Data: 45,211 rows × 17 columns (original). Target is binary (y: yes/no). Split. Stratified 80/20 train–test.

Preprocessing.

Binary mapping for default, housing, loan, and y (yes→1, no→0)

Ordinal encoding for education and month

One-hot encoding (drop-first) for job, marital, contact, poutcome

Models.

Logistic Regression (statsmodels Logit)

KNN (k=5) with StandardScaler

Random Forest (n_estimators=100, max_depth=10, max_features='sqrt', min_samples_split=5, min_samples_leaf=3, random_state=42)

Evaluation (Test set).

To improve sensitivity to the minority “yes” class, I evaluated Logistic Regression and Random Forest at a decision threshold = 0.20 (KNN uses class predictions).

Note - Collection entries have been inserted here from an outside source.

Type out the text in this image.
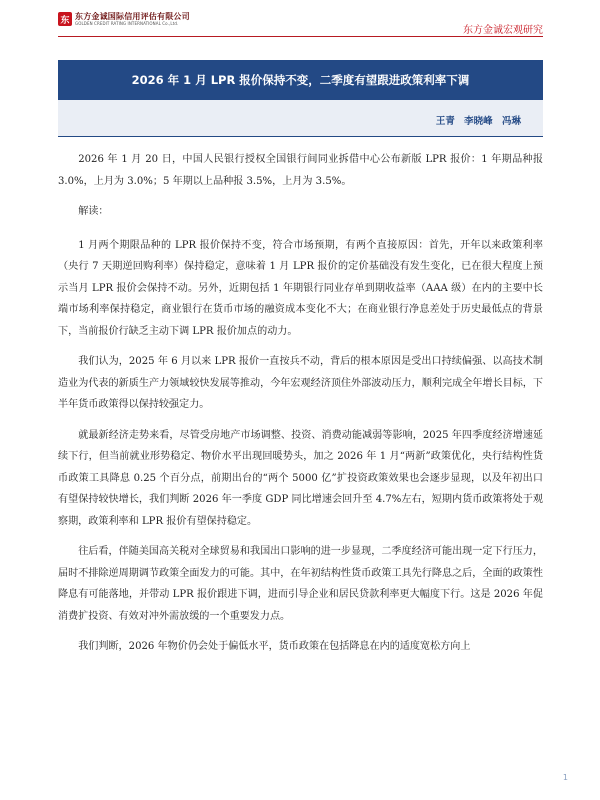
东 东方金诚国际信用评估有限公司
GOLDEN CREDIT RATING INTERNATIONAL Co.,Ltd.
东方金诚宏观研究
2026 年 1 月 LPR 报价保持不变，二季度有望跟进政策利率下调
王青 李晓峰 冯琳

2026 年 1 月 20 日，中国人民银行授权全国银行间同业拆借中心公布新版 LPR 报价：1 年期品种报 3.0%，上月为 3.0%；5 年期以上品种报 3.5%，上月为 3.5%。

解读：

1 月两个期限品种的 LPR 报价保持不变，符合市场预期，有两个直接原因：首先，开年以来政策利率（央行 7 天期逆回购利率）保持稳定，意味着 1 月 LPR 报价的定价基础没有发生变化，已在很大程度上预示当月 LPR 报价会保持不动。另外，近期包括 1 年期银行同业存单到期收益率（AAA 级）在内的主要中长端市场利率保持稳定，商业银行在货币市场的融资成本变化不大；在商业银行净息差处于历史最低点的背景下，当前报价行缺乏主动下调 LPR 报价加点的动力。

我们认为，2025 年 6 月以来 LPR 报价一直按兵不动，背后的根本原因是受出口持续偏强、以高技术制造业为代表的新质生产力领域较快发展等推动，今年宏观经济顶住外部波动压力，顺利完成全年增长目标，下半年货币政策得以保持较强定力。

就最新经济走势来看，尽管受房地产市场调整、投资、消费动能减弱等影响，2025 年四季度经济增速延续下行，但当前就业形势稳定、物价水平出现回暖势头，加之 2026 年 1 月“两新”政策优化，央行结构性货币政策工具降息 0.25 个百分点，前期出台的“两个 5000 亿”扩投资政策效果也会逐步显现，以及年初出口有望保持较快增长，我们判断 2026 年一季度 GDP 同比增速会回升至 4.7%左右，短期内货币政策将处于观察期，政策利率和 LPR 报价有望保持稳定。

往后看，伴随美国高关税对全球贸易和我国出口影响的进一步显现，二季度经济可能出现一定下行压力，届时不排除逆周期调节政策全面发力的可能。其中，在年初结构性货币政策工具先行降息之后，全面的政策性降息有可能落地，并带动 LPR 报价跟进下调，进而引导企业和居民贷款利率更大幅度下行。这是 2026 年促消费扩投资、有效对冲外需放缓的一个重要发力点。

我们判断，2026 年物价仍会处于偏低水平，货币政策在包括降息在内的适度宽松方向上

1
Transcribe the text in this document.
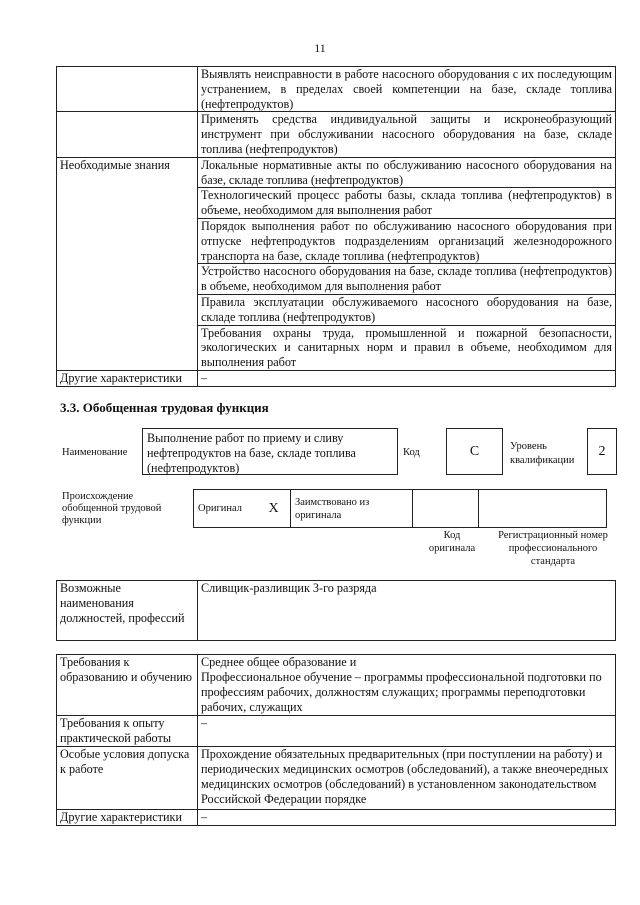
11
	Выявлять неисправности в работе насосного оборудования с их последующим устранением, в пределах своей компетенции на базе, складе топлива (нефтепродуктов)
	Применять средства индивидуальной защиты и искронеобразующий инструмент при обслуживании насосного оборудования на базе, складе топлива (нефтепродуктов)
Необходимые знания	Локальные нормативные акты по обслуживанию насосного оборудования на базе, складе топлива (нефтепродуктов)
	Технологический процесс работы базы, склада топлива (нефтепродуктов) в объеме, необходимом для выполнения работ
	Порядок выполнения работ по обслуживанию насосного оборудования при отпуске нефтепродуктов подразделениям организаций железнодорожного транспорта на базе, складе топлива (нефтепродуктов)
	Устройство насосного оборудования на базе, складе топлива (нефтепродуктов) в объеме, необходимом для выполнения работ
	Правила эксплуатации обслуживаемого насосного оборудования на базе, складе топлива (нефтепродуктов)
	Требования охраны труда, промышленной и пожарной безопасности, экологических и санитарных норм и правил в объеме, необходимом для выполнения работ
Другие характеристики	–
3.3. Обобщенная трудовая функция
Наименование
Выполнение работ по приему и сливу нефтепродуктов на базе, складе топлива (нефтепродуктов)
Код	C	Уровень квалификации
2
Происхождение обобщенной трудовой функции
Оригинал	X	Заимствовано из оригинала		
Код оригинала
Регистрационный номер профессионального стандарта
Возможные наименования должностей, профессий	Сливщик-разливщик 3-го разряда
Требования к образованию и обучению	Среднее общее образование и
Профессиональное обучение – программы профессиональной подготовки по профессиям рабочих, должностям служащих; программы переподготовки рабочих, служащих

Требования к опыту практической работы	–
Особые условия допуска к работе	Прохождение обязательных предварительных (при поступлении на работу) и периодических медицинских осмотров (обследований), а также внеочередных медицинских осмотров (обследований) в установленном законодательством Российской Федерации порядке
Другие характеристики	–
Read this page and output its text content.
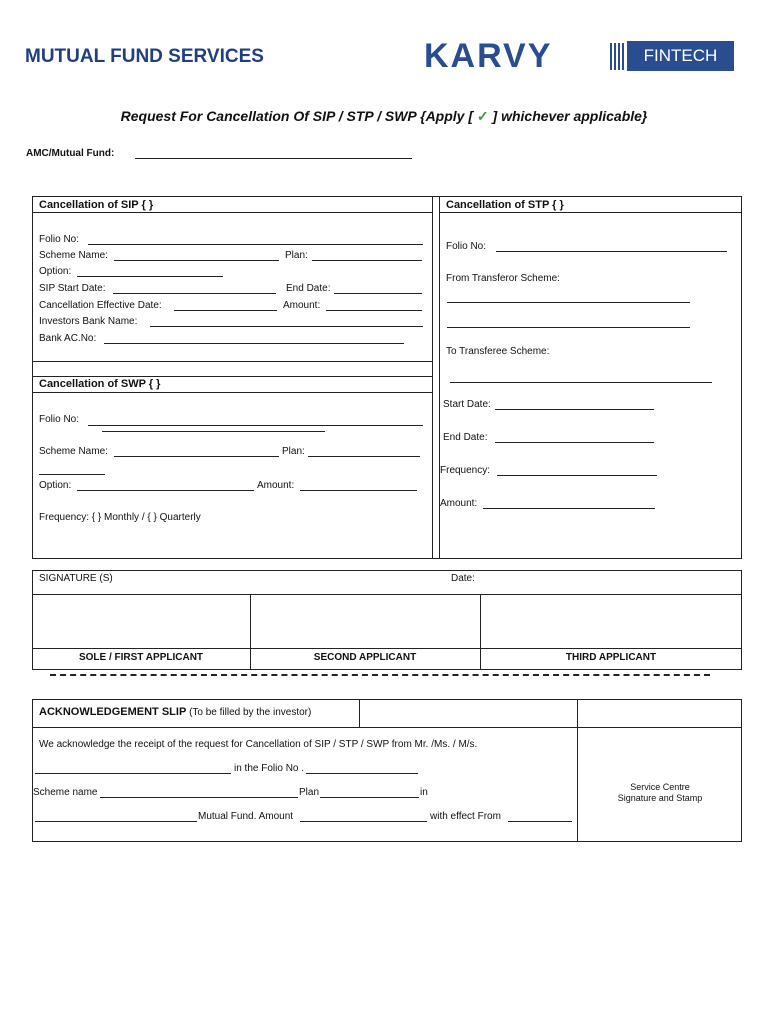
MUTUAL FUND SERVICES	KARVY	FINTECH
Request For Cancellation Of SIP / STP / SWP {Apply [ ✓ ] whichever applicable}
AMC/Mutual Fund:
Cancellation of SIP { }
Folio No:
Scheme Name:	Plan:
Option:
SIP Start Date:	End Date:
Cancellation Effective Date:	Amount:
Investors Bank Name:
Bank AC.No:
Cancellation of SWP { }
Folio No:
Scheme Name:	Plan:
Option:	Amount:
Frequency: { } Monthly / { } Quarterly
Cancellation of STP { }
Folio No:
From Transferor Scheme:
To Transferee Scheme:
Start Date:
End Date:
Frequency:
Amount:
SIGNATURE (S)	Date:
SOLE / FIRST APPLICANT	SECOND APPLICANT	THIRD APPLICANT
ACKNOWLEDGEMENT SLIP (To be filled by the investor)
We acknowledge the receipt of the request for Cancellation of SIP / STP / SWP from Mr. /Ms. / M/s.
in the Folio No .
Scheme name	Plan	in
Mutual Fund. Amount	with effect From
Service Centre
Signature and Stamp
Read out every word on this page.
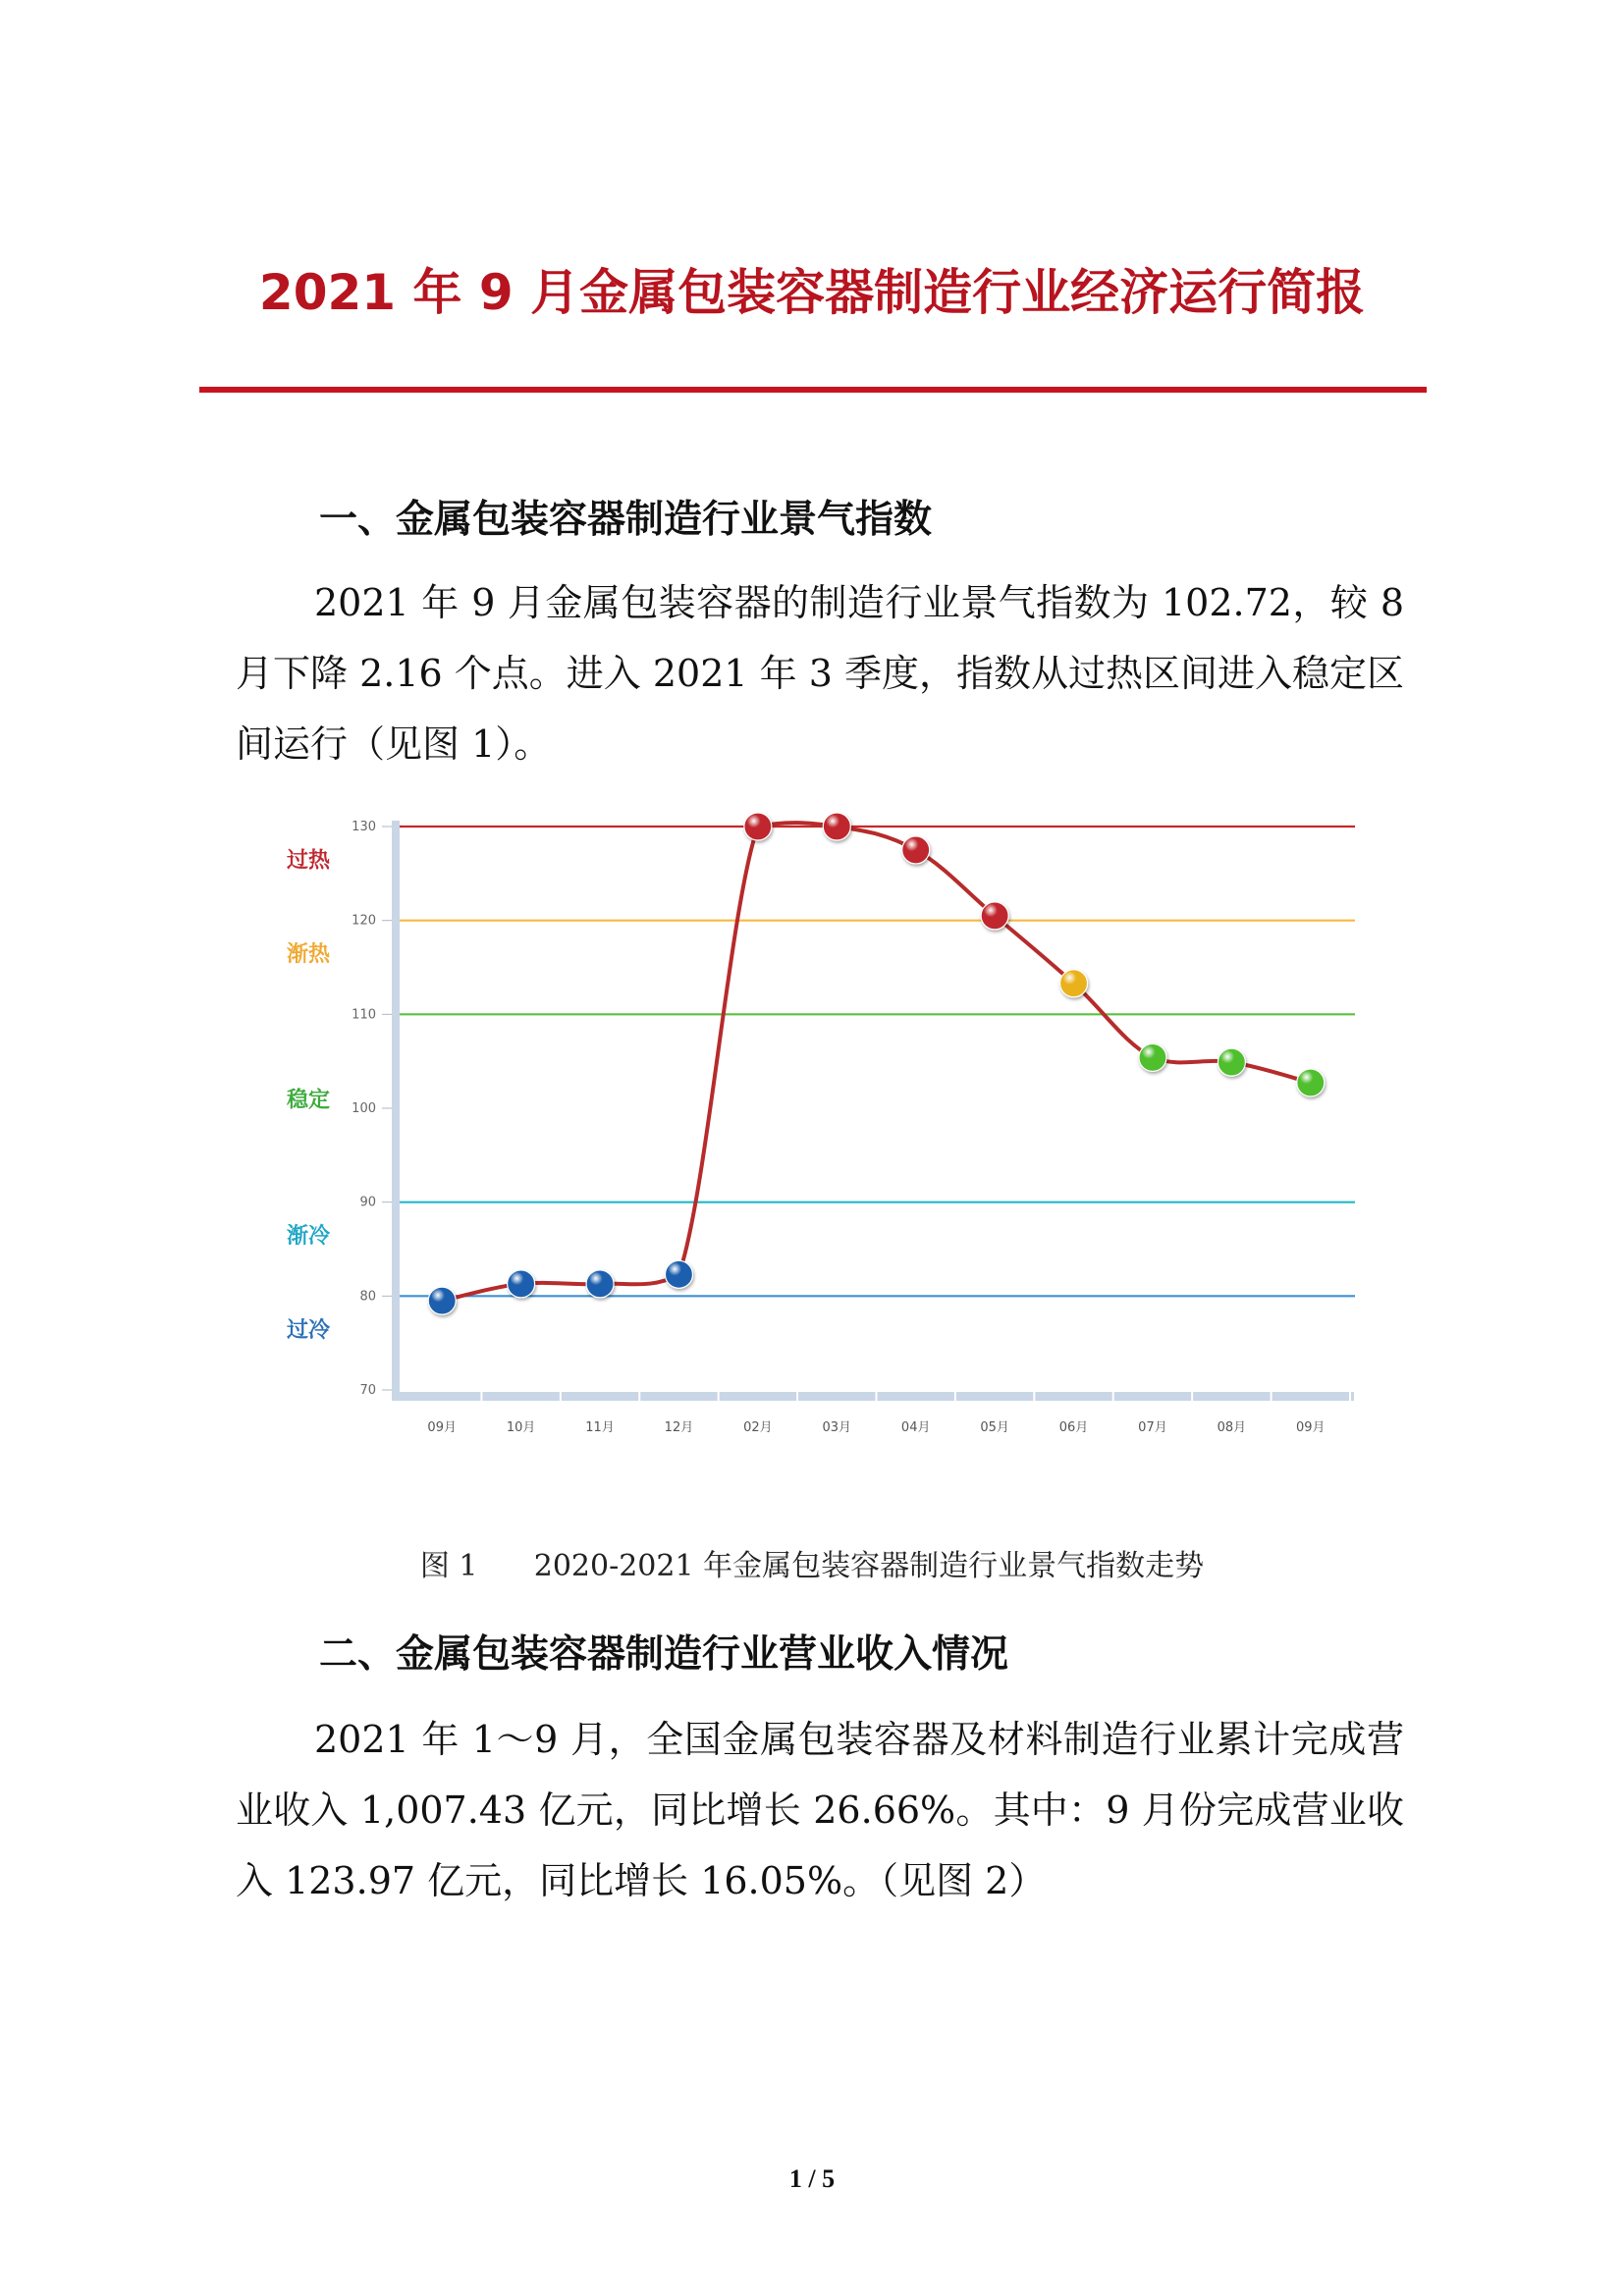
2021 年 9 月金属包装容器制造行业经济运行简报
一、金属包装容器制造行业景气指数
2021 年 9 月金属包装容器的制造行业景气指数为 102.72，较 8 月下降 2.16 个点。进入 2021 年 3 季度，指数从过热区间进入稳定区间运行（见图 1）。
70
80
90
100
110
120
130
过热
渐热
稳定
渐冷
过冷
09月	10月	11月	12月	02月	03月	04月	05月	06月	07月	08月	09月
图 1 2020-2021 年金属包装容器制造行业景气指数走势
二、金属包装容器制造行业营业收入情况
2021 年 1～9 月，全国金属包装容器及材料制造行业累计完成营业收入 1,007.43 亿元，同比增长 26.66%。其中：9 月份完成营业收入 123.97 亿元，同比增长 16.05%。（见图 2）
1 / 5
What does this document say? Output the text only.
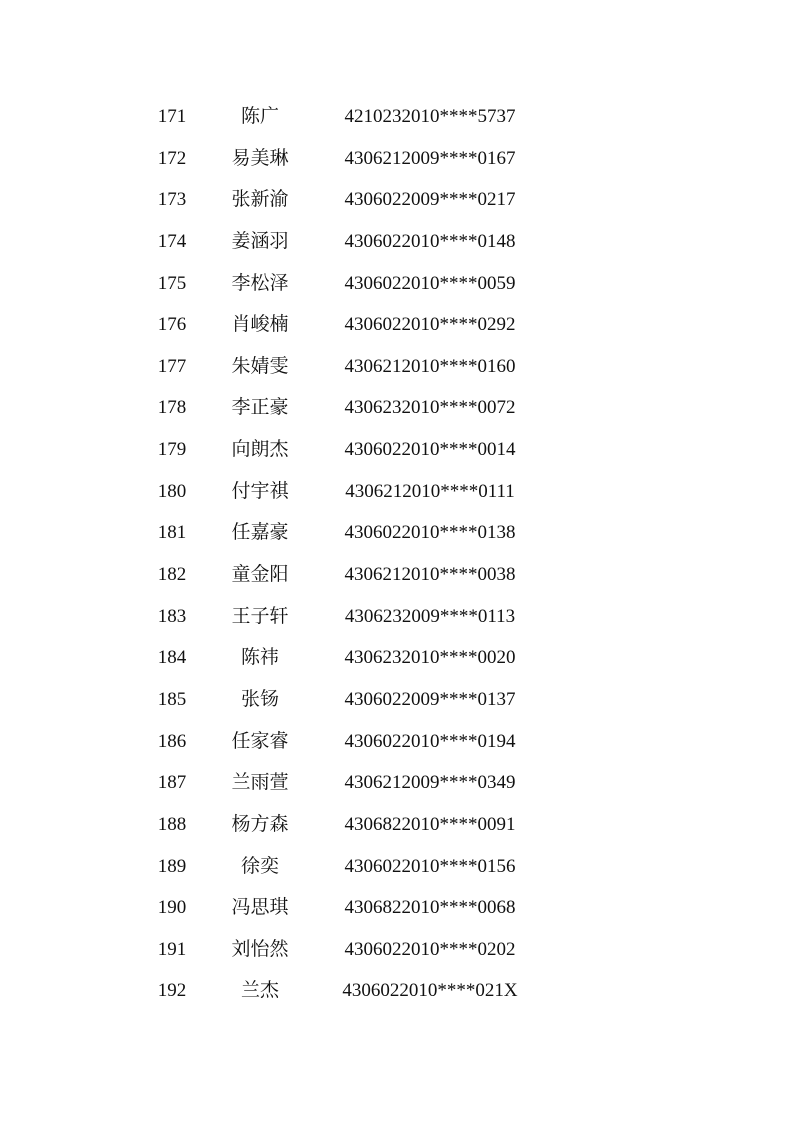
171	陈广	4210232010****5737
172	易美琳	4306212009****0167
173	张新渝	4306022009****0217
174	姜涵羽	4306022010****0148
175	李松泽	4306022010****0059
176	肖峻楠	4306022010****0292
177	朱婧雯	4306212010****0160
178	李正豪	4306232010****0072
179	向朗杰	4306022010****0014
180	付宇祺	4306212010****0111
181	任嘉豪	4306022010****0138
182	童金阳	4306212010****0038
183	王子轩	4306232009****0113
184	陈祎	4306232010****0020
185	张钖	4306022009****0137
186	任家睿	4306022010****0194
187	兰雨萱	4306212009****0349
188	杨方森	4306822010****0091
189	徐奕	4306022010****0156
190	冯思琪	4306822010****0068
191	刘怡然	4306022010****0202
192	兰杰	4306022010****021X
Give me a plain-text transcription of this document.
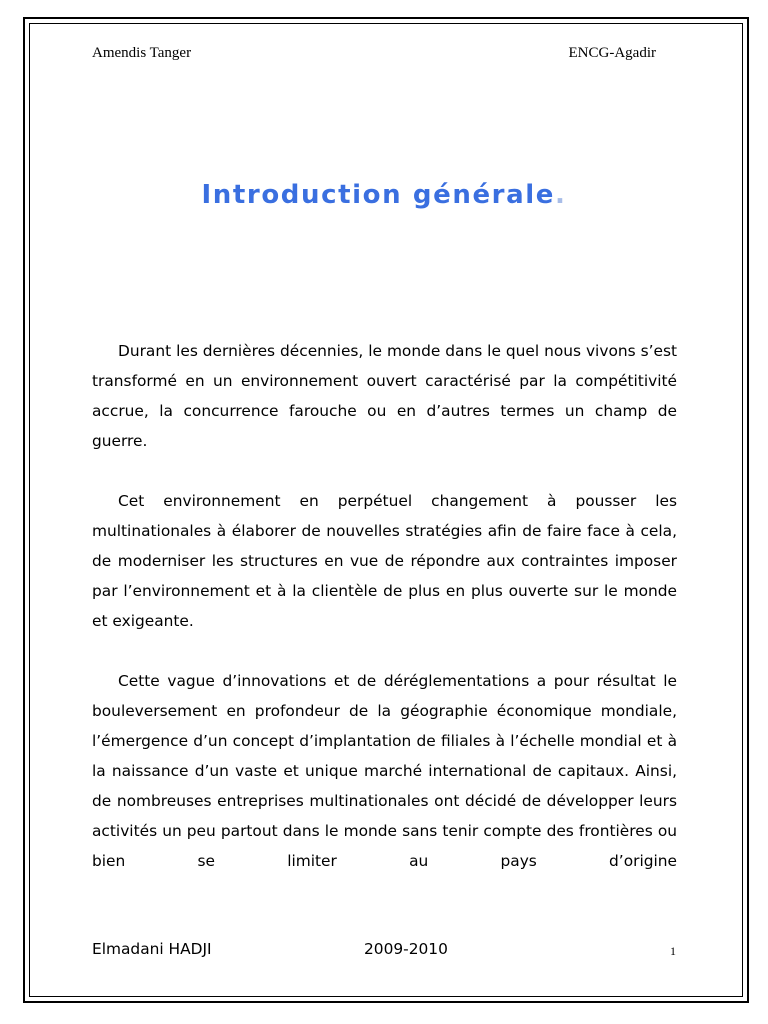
Amendis Tanger	ENCG-Agadir
Introduction générale.

Durant les dernières décennies, le monde dans le quel nous vivons s’est transformé en un environnement ouvert caractérisé par la compétitivité accrue, la concurrence farouche ou en d’autres termes un champ de guerre.

Cet environnement en perpétuel changement à pousser les multinationales à élaborer de nouvelles stratégies afin de faire face à cela, de moderniser les structures en vue de répondre aux contraintes imposer par l’environnement et à la clientèle de plus en plus ouverte sur le monde et exigeante.

Cette vague d’innovations et de déréglementations a pour résultat le bouleversement en profondeur de la géographie économique mondiale, l’émergence d’un concept d’implantation de filiales à l’échelle mondial et à la naissance d’un vaste et unique marché international de capitaux. Ainsi, de nombreuses entreprises multinationales ont décidé de développer leurs activités un peu partout dans le monde sans tenir compte des frontières ou bien se limiter au pays d’origine

Elmadani HADJI	2009-2010	1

Random Forest (threshold 0.20)

Accuracy 0.88

Positive class (y=1): Precision 0.48, Recall 0.77, F1 0.59

Logistic Regression (threshold 0.20)

Accuracy 0.88

Positive class: Precision 0.47, Recall 0.62, F1 0.54

KNN (k=5)

Accuracy 0.89

Positive class: Precision 0.56, Recall 0.30, F1 0.39

Why Random Forest?

Although KNN achieved slightly higher accuracy, the business goal prioritizes catching subscribers (higher recall on y=1). Random Forest delivered the best recall (0.77) and the strongest F1 for the positive class, so it was selected.

Artifacts.

Confusion Matrices: generated for each model (see notebook)

ROC Curves: plotted to compare Logistic Regression, KNN, and Random Forest

What I learned / Next steps.

Threshold tuning meaningfully shifts precision–recall trade-offs for imbalanced targets.